General Min Aung Hlaing is an international pariah who has been condemned for presiding over a brutal crackdown on the country’s stateless Rohingya population in 2017.
He has been banned from Facebook for stoking hate speech against the persecuted minority, and UN investigators have called on him and other top army leaders to be prosecuted for genocide.
But for years he has steadfastly denied nearly all allegations of human rights abuses and says the military operations, which drove around 750,000 Rohingya refugees into Bangladesh, were justified to root out insurgents.
The 64-year-old was tapped to head the country’s armed forces in 2011, just as a previous generation of military leaders were transitioning the country to a parliamentary system after decades of junta rule.
He has embarked on an ambitious and expensive programme to outfit the army with modern equipment, sourcing new weapons and hardware from China, Russia, Israel and other big arms sellers.

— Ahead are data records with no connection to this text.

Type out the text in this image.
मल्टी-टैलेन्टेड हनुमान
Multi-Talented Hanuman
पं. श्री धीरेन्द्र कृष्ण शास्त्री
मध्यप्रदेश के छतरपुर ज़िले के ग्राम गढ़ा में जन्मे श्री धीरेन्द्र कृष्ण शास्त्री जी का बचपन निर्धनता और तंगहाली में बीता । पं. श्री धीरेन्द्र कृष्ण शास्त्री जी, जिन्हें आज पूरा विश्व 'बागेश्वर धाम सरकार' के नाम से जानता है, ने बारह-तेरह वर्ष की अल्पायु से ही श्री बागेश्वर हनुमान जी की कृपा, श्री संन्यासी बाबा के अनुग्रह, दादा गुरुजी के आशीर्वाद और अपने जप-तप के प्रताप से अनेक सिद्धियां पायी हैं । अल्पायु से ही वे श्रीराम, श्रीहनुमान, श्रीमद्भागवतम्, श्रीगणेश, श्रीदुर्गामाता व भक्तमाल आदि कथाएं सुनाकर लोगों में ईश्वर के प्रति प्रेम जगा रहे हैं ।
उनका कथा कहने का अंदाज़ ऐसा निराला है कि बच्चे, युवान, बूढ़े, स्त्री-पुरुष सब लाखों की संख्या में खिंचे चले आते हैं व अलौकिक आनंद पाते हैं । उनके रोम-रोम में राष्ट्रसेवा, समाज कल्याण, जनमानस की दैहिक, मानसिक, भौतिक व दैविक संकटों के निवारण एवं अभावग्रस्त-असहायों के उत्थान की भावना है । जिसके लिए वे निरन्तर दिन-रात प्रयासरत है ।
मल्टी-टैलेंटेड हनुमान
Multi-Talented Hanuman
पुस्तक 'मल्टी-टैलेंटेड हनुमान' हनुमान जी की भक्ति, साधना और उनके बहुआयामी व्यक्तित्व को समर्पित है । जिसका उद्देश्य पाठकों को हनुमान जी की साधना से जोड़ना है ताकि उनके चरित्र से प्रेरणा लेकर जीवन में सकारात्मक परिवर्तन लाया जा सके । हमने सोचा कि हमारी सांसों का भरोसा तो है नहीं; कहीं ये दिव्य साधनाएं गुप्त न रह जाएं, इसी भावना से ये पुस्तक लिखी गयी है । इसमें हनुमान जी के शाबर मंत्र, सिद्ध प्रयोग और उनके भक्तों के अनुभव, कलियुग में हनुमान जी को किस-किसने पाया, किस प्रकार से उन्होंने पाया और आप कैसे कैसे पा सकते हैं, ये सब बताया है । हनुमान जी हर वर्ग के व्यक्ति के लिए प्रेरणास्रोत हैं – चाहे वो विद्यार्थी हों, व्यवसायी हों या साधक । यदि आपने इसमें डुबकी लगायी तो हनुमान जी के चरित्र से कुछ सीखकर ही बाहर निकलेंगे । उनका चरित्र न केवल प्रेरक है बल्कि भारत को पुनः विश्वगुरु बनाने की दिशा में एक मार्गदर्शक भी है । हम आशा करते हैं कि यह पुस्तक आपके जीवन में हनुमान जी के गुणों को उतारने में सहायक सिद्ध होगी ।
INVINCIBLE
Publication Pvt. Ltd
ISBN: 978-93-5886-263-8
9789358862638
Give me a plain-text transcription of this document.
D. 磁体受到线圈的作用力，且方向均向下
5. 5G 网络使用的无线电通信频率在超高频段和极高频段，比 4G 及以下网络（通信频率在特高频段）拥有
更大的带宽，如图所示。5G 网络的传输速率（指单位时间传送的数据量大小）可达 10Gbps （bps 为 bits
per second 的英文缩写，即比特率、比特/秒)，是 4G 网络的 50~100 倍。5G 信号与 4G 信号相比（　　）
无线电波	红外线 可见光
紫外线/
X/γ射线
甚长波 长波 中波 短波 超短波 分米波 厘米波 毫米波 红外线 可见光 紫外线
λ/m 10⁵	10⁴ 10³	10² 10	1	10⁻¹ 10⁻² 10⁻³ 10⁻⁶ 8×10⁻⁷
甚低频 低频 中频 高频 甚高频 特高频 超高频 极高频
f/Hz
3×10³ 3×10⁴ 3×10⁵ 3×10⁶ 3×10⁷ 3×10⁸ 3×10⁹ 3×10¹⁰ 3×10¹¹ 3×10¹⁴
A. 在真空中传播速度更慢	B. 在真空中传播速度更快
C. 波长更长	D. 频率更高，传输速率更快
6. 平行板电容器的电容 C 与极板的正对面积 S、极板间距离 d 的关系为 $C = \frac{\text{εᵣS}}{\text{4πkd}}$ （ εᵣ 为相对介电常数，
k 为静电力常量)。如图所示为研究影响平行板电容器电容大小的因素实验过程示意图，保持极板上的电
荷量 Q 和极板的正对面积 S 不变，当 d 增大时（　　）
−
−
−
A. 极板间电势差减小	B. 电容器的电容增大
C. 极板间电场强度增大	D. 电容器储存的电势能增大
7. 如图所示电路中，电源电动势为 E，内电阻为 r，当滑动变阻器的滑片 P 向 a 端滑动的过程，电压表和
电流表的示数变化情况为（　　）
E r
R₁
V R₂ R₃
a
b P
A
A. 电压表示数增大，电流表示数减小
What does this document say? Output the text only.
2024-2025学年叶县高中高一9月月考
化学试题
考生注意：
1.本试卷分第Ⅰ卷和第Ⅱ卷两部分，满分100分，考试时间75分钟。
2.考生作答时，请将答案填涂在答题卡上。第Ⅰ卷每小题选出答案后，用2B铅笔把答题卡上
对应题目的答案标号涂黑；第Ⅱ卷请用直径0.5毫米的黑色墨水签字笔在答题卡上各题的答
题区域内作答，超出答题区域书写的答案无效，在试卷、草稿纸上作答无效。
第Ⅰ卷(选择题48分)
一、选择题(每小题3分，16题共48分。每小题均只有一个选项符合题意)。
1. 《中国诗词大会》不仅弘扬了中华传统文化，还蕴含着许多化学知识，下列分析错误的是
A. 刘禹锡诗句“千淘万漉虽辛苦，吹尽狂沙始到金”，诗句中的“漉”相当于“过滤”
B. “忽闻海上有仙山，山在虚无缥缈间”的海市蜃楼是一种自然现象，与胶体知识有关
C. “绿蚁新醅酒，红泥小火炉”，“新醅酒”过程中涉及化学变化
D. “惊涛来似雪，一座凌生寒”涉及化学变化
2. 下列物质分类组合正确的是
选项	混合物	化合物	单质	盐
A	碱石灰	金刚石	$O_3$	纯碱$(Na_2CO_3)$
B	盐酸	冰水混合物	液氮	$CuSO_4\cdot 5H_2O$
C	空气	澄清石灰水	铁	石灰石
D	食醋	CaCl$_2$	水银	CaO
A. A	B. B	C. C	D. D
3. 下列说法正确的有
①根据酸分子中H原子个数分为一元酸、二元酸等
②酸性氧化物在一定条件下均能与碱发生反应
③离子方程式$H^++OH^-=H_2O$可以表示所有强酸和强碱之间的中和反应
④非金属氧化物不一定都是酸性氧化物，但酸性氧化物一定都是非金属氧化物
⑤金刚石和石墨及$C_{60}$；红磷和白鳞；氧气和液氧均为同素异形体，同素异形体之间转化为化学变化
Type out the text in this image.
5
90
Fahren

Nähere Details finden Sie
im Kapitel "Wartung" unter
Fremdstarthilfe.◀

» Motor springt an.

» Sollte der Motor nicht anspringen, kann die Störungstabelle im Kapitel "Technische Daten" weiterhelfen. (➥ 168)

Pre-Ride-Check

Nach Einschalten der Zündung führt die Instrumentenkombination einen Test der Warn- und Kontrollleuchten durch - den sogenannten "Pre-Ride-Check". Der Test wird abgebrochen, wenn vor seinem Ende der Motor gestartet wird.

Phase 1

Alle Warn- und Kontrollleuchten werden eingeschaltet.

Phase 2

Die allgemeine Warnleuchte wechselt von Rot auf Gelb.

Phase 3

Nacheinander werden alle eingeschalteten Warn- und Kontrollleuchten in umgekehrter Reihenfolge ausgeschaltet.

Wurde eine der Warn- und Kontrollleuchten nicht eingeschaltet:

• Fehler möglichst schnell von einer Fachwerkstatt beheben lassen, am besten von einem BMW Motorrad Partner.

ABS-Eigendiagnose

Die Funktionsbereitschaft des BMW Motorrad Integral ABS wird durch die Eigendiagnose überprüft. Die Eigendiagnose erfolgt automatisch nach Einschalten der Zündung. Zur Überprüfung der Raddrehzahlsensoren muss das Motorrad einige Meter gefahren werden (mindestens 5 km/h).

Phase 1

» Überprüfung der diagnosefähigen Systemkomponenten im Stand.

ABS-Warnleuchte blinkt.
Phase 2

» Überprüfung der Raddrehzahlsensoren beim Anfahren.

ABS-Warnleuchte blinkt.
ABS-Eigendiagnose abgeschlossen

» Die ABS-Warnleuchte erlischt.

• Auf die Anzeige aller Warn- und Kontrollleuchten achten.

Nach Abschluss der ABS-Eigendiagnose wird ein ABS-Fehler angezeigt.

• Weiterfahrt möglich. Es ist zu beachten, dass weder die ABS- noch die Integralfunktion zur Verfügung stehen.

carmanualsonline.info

But he has also hinted at his own political ambitions after he turns 65 later this year — the age he would have been subject to mandatory retirement.
“He had flirted with the idea of running for election himself as a civilian,” said Myanmar analyst Herve Lemahieu from Australia’s Lowy Institute.
Lemahieu said the general had probably hoped for a path to higher office with the help of a military-backed political party, which was routed in an election last November.
“He’s probably calculated now that… there is no electoral means by which he could stay in power,” Lemahieu said.
The November poll was won in a landslide by Nobel laureate Aung San Suu Kyi and her National League for Democracy (NLD) but the military has disputed the results of the vote.
Before the vote, Min Aung Hlaing had pledged to honour the outcome of the election.
But he dramatically raised tensions last week when he suggested the country’s constitution could be “revoked” if the political impasse could not be solved.
Now that he has taken charge, the general is likely to move quickly and stage a new vote that will “stack the game in his favour”, Lemahieu said.
“I think he will try to put the country back on track towards some kind of on-paper election in which the major players including… Aung San Suu Kyi will be barred from running,” he added.